Reeling in the Ratbags

Right now (late 2004), somewhere in a State Government office, a team of bureaucrats, lawyers and politicians is trying to untangle the unholy mess that is our apartment-living strata laws. The original laws were drafted long, long ago when strata plans were little blocks of six or eight units whose owners had to be given different days on which to hang out their washing.

Now we live in an age of multi-storey, multi-building, mixed use strata plans and the laws governing them have loopholes through which you could push Blues Point Tower and still have room for the Toaster.

Hopefully one of the first things our law-makers will do is to tighten the rules on ratbag owners. These are the people who live in a strata unit and refuse to obey any of the by-laws, figuring, quite rightly, that there’s not much anyone can do to stop them being totally selfish and anti-social. They play loud music incessantly, encourage their visitors to park in your car spot and act as if they are the only people of any significance in the building. This is a free country, they delight in telling us, the rest of us can go to hell (where we probably feel we’re already living).

These miscreants can be fined, true, but only after a long and difficult process which goes something like this: They misbehave, they get a warning letter; they do it again, they get another letter; they do it again, you take them to the Office of Fair Trading for a mediation; they ignore the ruling, you take them back for an adjudication.

This is where it gets interesting. The OFT can fine them for ignoring the adjudication and those fines can go up to $5,500. But you and your neighbours have had to put up with literally months of aggravation to even get to that point. Read between the lines and you realise these sociopaths are being punished for ignoring the OFT rather making their neighbours’ lives a misery.

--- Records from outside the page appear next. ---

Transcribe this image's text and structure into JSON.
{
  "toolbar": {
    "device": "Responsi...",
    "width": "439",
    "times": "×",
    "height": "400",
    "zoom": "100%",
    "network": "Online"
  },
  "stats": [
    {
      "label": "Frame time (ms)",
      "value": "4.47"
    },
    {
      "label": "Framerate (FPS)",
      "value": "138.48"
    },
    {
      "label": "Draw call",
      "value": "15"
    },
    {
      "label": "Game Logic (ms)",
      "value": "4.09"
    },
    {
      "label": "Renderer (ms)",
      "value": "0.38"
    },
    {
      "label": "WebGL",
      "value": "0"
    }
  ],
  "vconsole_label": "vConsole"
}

Hopefully when the new strata laws come out, we’ll get new, quick and workable rules that merely require proof that owners, their friends or their tenants, have broken strata by-laws for them to be fined. If they feel hard done by, let the miscreants chase the Owners Corporation through the OFT for an adjudication. It’s about time the shoe was on the other foot.

Jimmy’s Mailbox

The owners of two town houses in our complex employed professional help to successfully defeat a proposed development that would have had serious impact on their homes (and theirs alone). They now want to be reimbursed from owners corporation funds. Their costs were incurred without any prior consultation with the owners corporation. What do you think?
L.G. Hunters Hill

If the only people to benefit were the two owners, there is probably no obligation for the owners corporation to refund them any money, especially there has been no prior approval to spend OC funds. However, it might be argued that the complex as a whole had benefitted thanks to their efforts. My first instinct would be to go to the Office Of Fair Trading and ask for a mediation. They’ll know what can and can’t be done and it will keep the arguments at arms length so you can continue being good neighbours.